Back to Midnight. My dear and kind Berlin friend has dug up some posts I made about Leisen and Midnight, literally years ago. Here they are, for what they're worth. DH.
Whoah! I am trying to imagine a remake of Midnight (despite the generic nature of its plot) and I just can't. If any movie defines Paramount in the 30s it's this one - lightness, strength, delicacy and boldness, strong women, weak men, then strong men/weak women, you name it!!! (Not to mention the music and lighting and bit players like Rex O'Malley.)
Midnight certainly is the apex of some sort of writer/director genre of "post Screwball". It's impeccable - formally, casting, consistency of tone in this case - and I keep on nominating it as my favourite picture of 1939 (and it's up against a lot of others!) You could - if you really want to - see it as Leisen's La Regle du Jeu – but it inhabits an entirely different world view in the sense that it runs with his pervasive 30s theme of the hoi polloi in search of the life of luxe.
The same theme of working girl coming into easy living dominates the narratives of - natch - Easy Living (1937), Hands Across the Table (1935) and Midnight, but in each picture this "theme" takes on different colours - in Hands his flawless ability to shift tone comes to the fore and, rather than comeuppance, the reality bites of the broke Fred MacMurray character, or in the case of Midnight the broke "New Europe" but genuine Count played by Ameche turn the narratives back on their tracks.

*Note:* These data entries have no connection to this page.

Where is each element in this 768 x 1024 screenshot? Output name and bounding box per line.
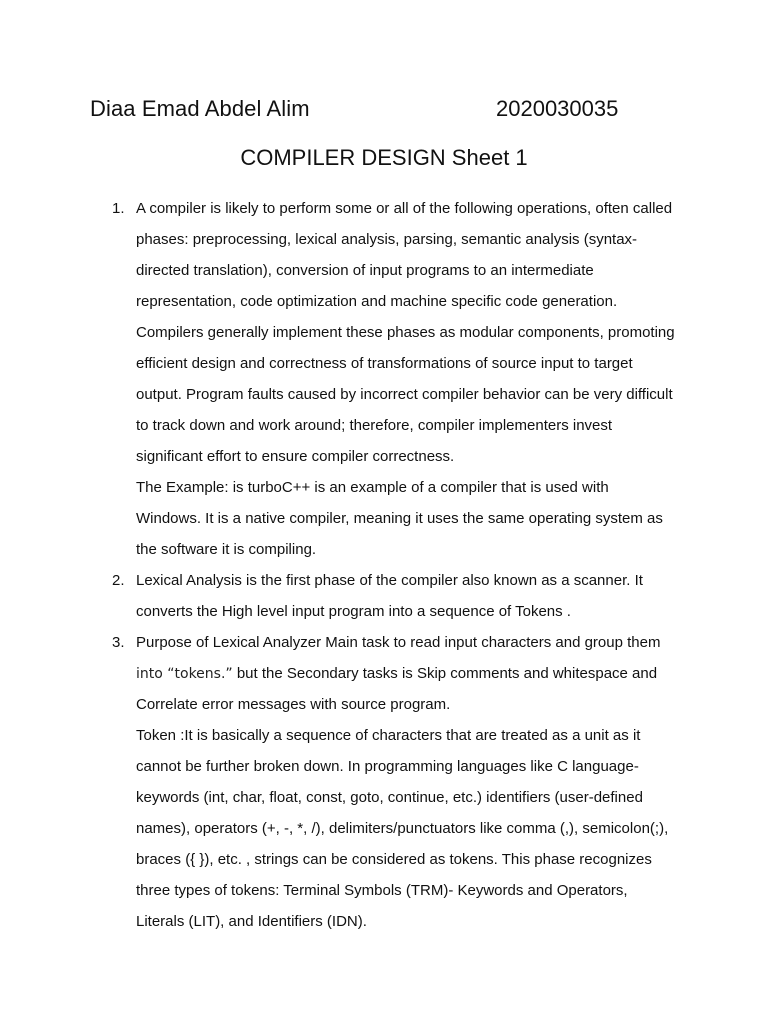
author-name: Diaa Emad Abdel Alim [90,96,310,121]
item-line: directed translation), conversion of input programs to an intermediate [136,262,594,279]
item-line: Purpose of Lexical Analyzer Main task to read input characters and group them [136,634,661,651]
item-line: cannot be further broken down. In programming languages like C language- [136,758,639,775]
item-line: Windows. It is a native compiler, meaning it uses the same operating system as [136,510,663,527]
item-line: A compiler is likely to perform some or all of the following operations, often called [136,200,673,217]
item-line: three types of tokens: Terminal Symbols (TRM)- Keywords and Operators, [136,882,628,899]
item-line: Compilers generally implement these phases as modular components, promoting [136,324,675,341]
item-line: keywords (int, char, float, const, goto, continue, etc.) identifiers (user-defined [136,789,643,806]
item-line: phases: preprocessing, lexical analysis, parsing, semantic analysis (syntax- [136,231,638,248]
item-line: output. Program faults caused by incorrect compiler behavior can be very difficult [136,386,673,403]
item-line: to track down and work around; therefore, compiler implementers invest [136,417,613,434]
item-line: converts the High level input program into a sequence of Tokens . [136,603,571,620]
item-line: efficient design and correctness of transformations of source input to target [136,355,633,372]
item-line: significant effort to ensure compiler correctness. [136,448,455,465]
page-title: COMPILER DESIGN Sheet 1 [240,145,528,170]
item-line: Correlate error messages with source program. [136,696,451,713]
item-line: names), operators (+, -, *, /), delimiters/punctuators like comma (,), semicolon(;), [136,820,669,837]
item-line-with-token [136,664,657,684]
item-line: the software it is compiling. [136,541,317,558]
item-line: braces ({ }), etc. , strings can be considered as tokens. This phase recognizes [136,851,652,868]
tokens-inline: into “tokens.” [136,666,233,682]
item-line: Lexical Analysis is the first phase of the compiler also known as a scanner. It [136,572,643,589]
item-line: representation, code optimization and machine specific code generation. [136,293,618,310]
item-line: The Example: is turboC++ is an example of a compiler that is used with [136,479,609,496]
document-header [90,96,708,128]
student-id: 2020030035 [496,96,619,121]
item-number: 2. [112,572,125,589]
item-line: Token :It is basically a sequence of characters that are treated as a unit as it [136,727,641,744]
item-line-rest: but the Secondary tasks is Skip comments and whitespace and [236,665,658,682]
item-line: Literals (LIT), and Identifiers (IDN). [136,913,367,930]
item-number: 1. [112,200,125,217]
item-number: 3. [112,634,125,651]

Getting back to Hands, this and the magnificent Swing High, Swing Low (1937) reach up to great highs and depths - again MacMurray and Lombard - particularly the tensions between aspiration and desire get full play here, and I think he is at least as interesting as, say Preston Sturges, in taking on the class aspects of 30s America, but he ennobles the movies with a mise en scene so graceful and fluid the movies - whoever wrote them - become his own.

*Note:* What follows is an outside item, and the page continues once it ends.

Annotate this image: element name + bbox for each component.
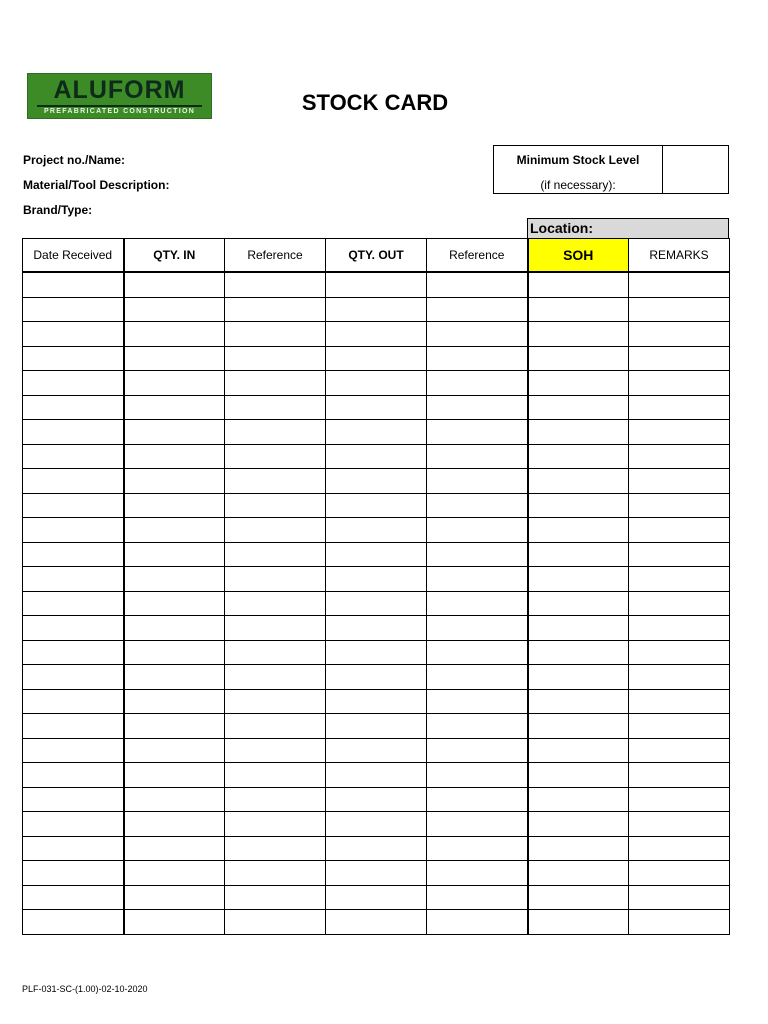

Midnight is one of only two movies that makes the hair on my arms and neck rise and render me completely light headed with the opening credit music. The other one is Trouble in Paradise. (Ernst Lubitsch, 1932.)
God knows if Leisen had any say in the choice and arrangement of the music, although it's possible given he was at the top of his Paramount form. But I think it kills me every time because you wonder if the heady six-eight string theme, after rising one tone is going to keep modulating upwards in registration, and it DOES. Again and again and again. UP and up and up. Musical ecstasy as a prelude to the picture that follows. I've always nominated it fave picture of 1939, nudging out things like Zangiku Monogatari (Kenji Mizoguchi), La Regle (Jean Renoir) and Stagecoach (John Ford). I would die happy with Midnight playing in the background.

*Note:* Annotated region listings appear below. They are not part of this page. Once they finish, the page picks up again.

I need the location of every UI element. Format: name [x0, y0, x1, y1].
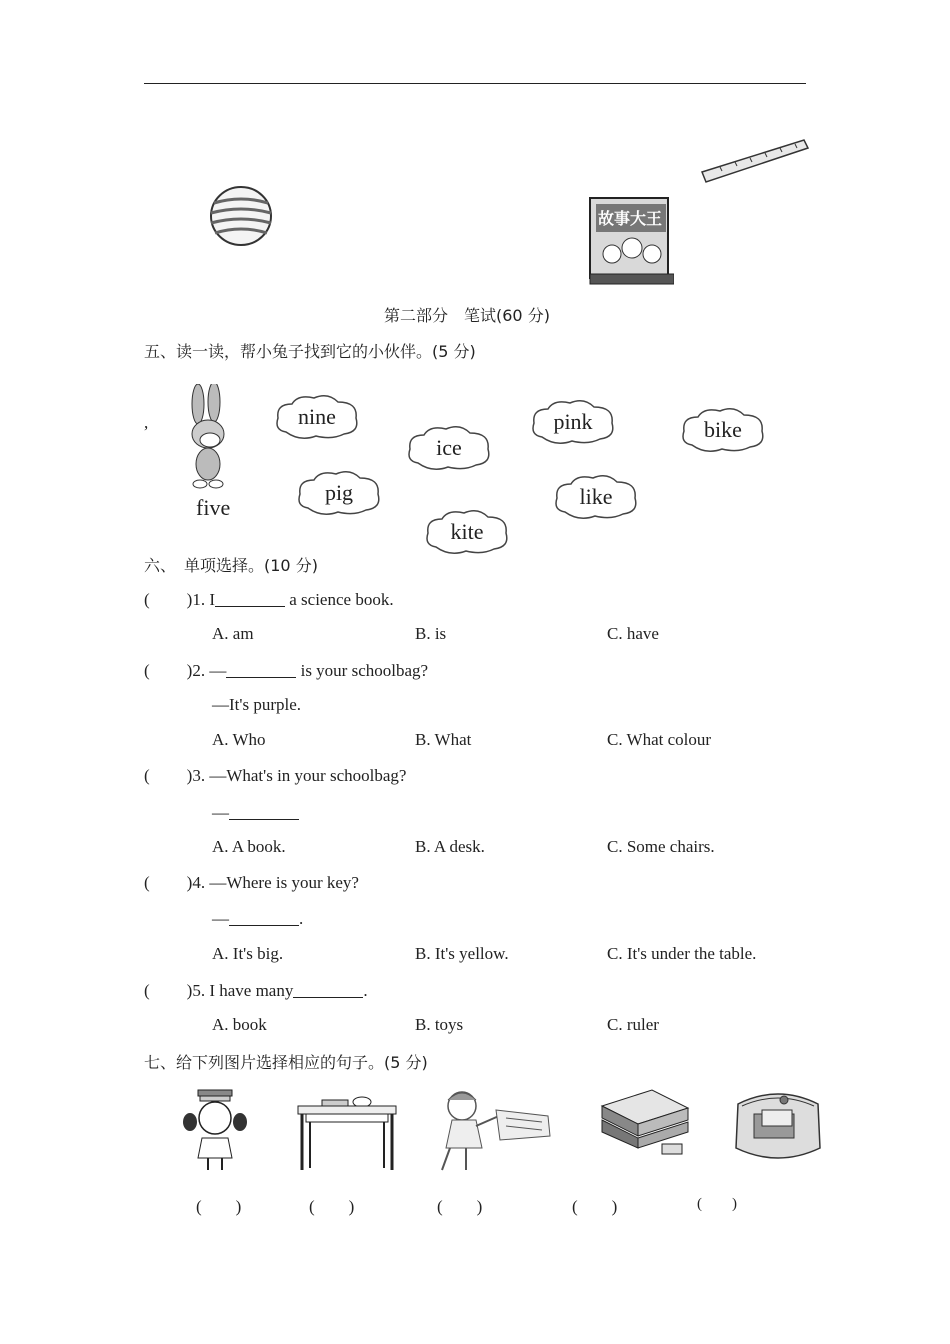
- rabbit-word: five: [196, 495, 231, 520]
- answer-paren[interactable]: (: [144, 766, 150, 785]
- rabbit-picture: [184, 384, 244, 492]
- books-picture: [596, 1086, 696, 1166]
- section7-title: 七、给下列图片选择相应的句子。(5 分): [144, 1053, 428, 1072]
- cloud-word: nine: [298, 404, 336, 429]
- q1-option-b: B. is: [415, 624, 447, 643]
- cloud-bike[interactable]: [678, 405, 768, 455]
- q4-option-c: C. It's under the table.: [607, 944, 757, 963]
- answer-blank[interactable]: [226, 660, 296, 678]
- answer-paren-1[interactable]: ( ): [196, 1197, 242, 1216]
- cloud-nine[interactable]: [272, 392, 362, 442]
- q5-option-a: A. book: [212, 1015, 267, 1034]
- answer-paren-2[interactable]: ( ): [309, 1197, 355, 1216]
- cloud-pink[interactable]: [528, 397, 618, 447]
- answer-paren[interactable]: (: [144, 590, 150, 609]
- q3-option-b: B. A desk.: [415, 837, 485, 856]
- cloud-word: like: [579, 484, 613, 509]
- cloud-word: bike: [704, 417, 742, 442]
- desk-picture: [296, 1086, 400, 1172]
- answer-paren[interactable]: (: [144, 661, 150, 680]
- q3-stem: ( )3. —What's in your schoolbag?: [144, 766, 407, 785]
- answer-blank[interactable]: [293, 980, 363, 998]
- cloud-ice[interactable]: [404, 423, 494, 473]
- q4-stem: ( )4. —Where is your key?: [144, 873, 359, 892]
- q1-stem: ( )1. I a science book.: [144, 590, 394, 609]
- cloud-word: kite: [450, 519, 484, 544]
- cloud-like[interactable]: [551, 472, 641, 522]
- answer-blank[interactable]: [229, 908, 299, 926]
- ruler-picture: [700, 136, 812, 192]
- answer-blank[interactable]: [215, 589, 285, 607]
- cloud-word: pig: [324, 480, 354, 505]
- q3-option-c: C. Some chairs.: [607, 837, 715, 856]
- q1-option-c: C. have: [607, 624, 659, 643]
- storybook-picture: [588, 196, 674, 286]
- book-cover-title: 故事大王: [598, 209, 663, 228]
- answer-paren[interactable]: (: [144, 873, 150, 892]
- q3-line2: —: [212, 802, 299, 823]
- q4-option-b: B. It's yellow.: [415, 944, 509, 963]
- q2-line2: —It's purple.: [212, 695, 301, 714]
- q1-option-a: A. am: [212, 624, 254, 643]
- stray-comma: ,: [144, 413, 149, 432]
- answer-paren-4[interactable]: ( ): [572, 1197, 618, 1216]
- girl-books-picture: [176, 1086, 256, 1172]
- cloud-word: pink: [553, 409, 593, 434]
- answer-paren-5[interactable]: ( ): [697, 1196, 737, 1212]
- part-two-title: 第二部分 笔试(60 分): [384, 306, 550, 325]
- q2-option-a: A. Who: [212, 730, 266, 749]
- section6-title: 六、 单项选择。(10 分): [144, 556, 318, 575]
- girl-packing-picture: [436, 1086, 556, 1172]
- answer-blank[interactable]: [229, 802, 299, 820]
- q5-stem: ( )5. I have many .: [144, 981, 368, 1000]
- ball-picture: [208, 185, 274, 249]
- q5-option-b: B. toys: [415, 1015, 464, 1034]
- answer-paren-3[interactable]: ( ): [437, 1197, 483, 1216]
- q2-option-c: C. What colour: [607, 730, 712, 749]
- q4-line2: — .: [212, 909, 304, 928]
- q5-option-c: C. ruler: [607, 1015, 659, 1034]
- q2-stem: ( )2. — is your schoolbag?: [144, 661, 429, 680]
- answer-paren[interactable]: (: [144, 981, 150, 1000]
- q3-option-a: A. A book.: [212, 837, 286, 856]
- cloud-word: ice: [436, 435, 462, 460]
- cloud-kite[interactable]: [422, 507, 512, 557]
- schoolbag-picture: [732, 1084, 824, 1168]
- section5-title: 五、读一读，帮小兔子找到它的小伙伴。(5 分): [144, 342, 476, 361]
- top-rule: [144, 83, 806, 84]
- q4-option-a: A. It's big.: [212, 944, 284, 963]
- q2-option-b: B. What: [415, 730, 472, 749]
- cloud-pig[interactable]: [294, 468, 384, 518]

In Midnight which is (so superbly) written to allow the masquerades to grow, having pulled in Colbert, then Barrymore and then Ameche spends far more time examining the way the characters grow from their involvements within the impersonation narrative. There are half a dozen scenes in Midnight that always - every time - make me laugh out loud - Colbert first stumbling into Hedda's soiree and her mistaken perceptions of, first, Barrymore and then Rex O Malley are very finely judged and detailed, with the tone literally changing in a split second from menace to safety. Through the course of the movie Leisen manages Barrymore's performance from extreme ham (I adore his Baby Talk scene on the telephone with Ameche) to moments of genuine tenderness with both Colbert and Mary Astor. "Do you really mind" he says in the miraculous final scene as the characters leave the faux divorce, one by one facing the camera, like Commedia dell'Arte, as Ameche hides to the left. "Surprisingly little" says Mary Astor - a fantastic moment of grace. And many other moments like this.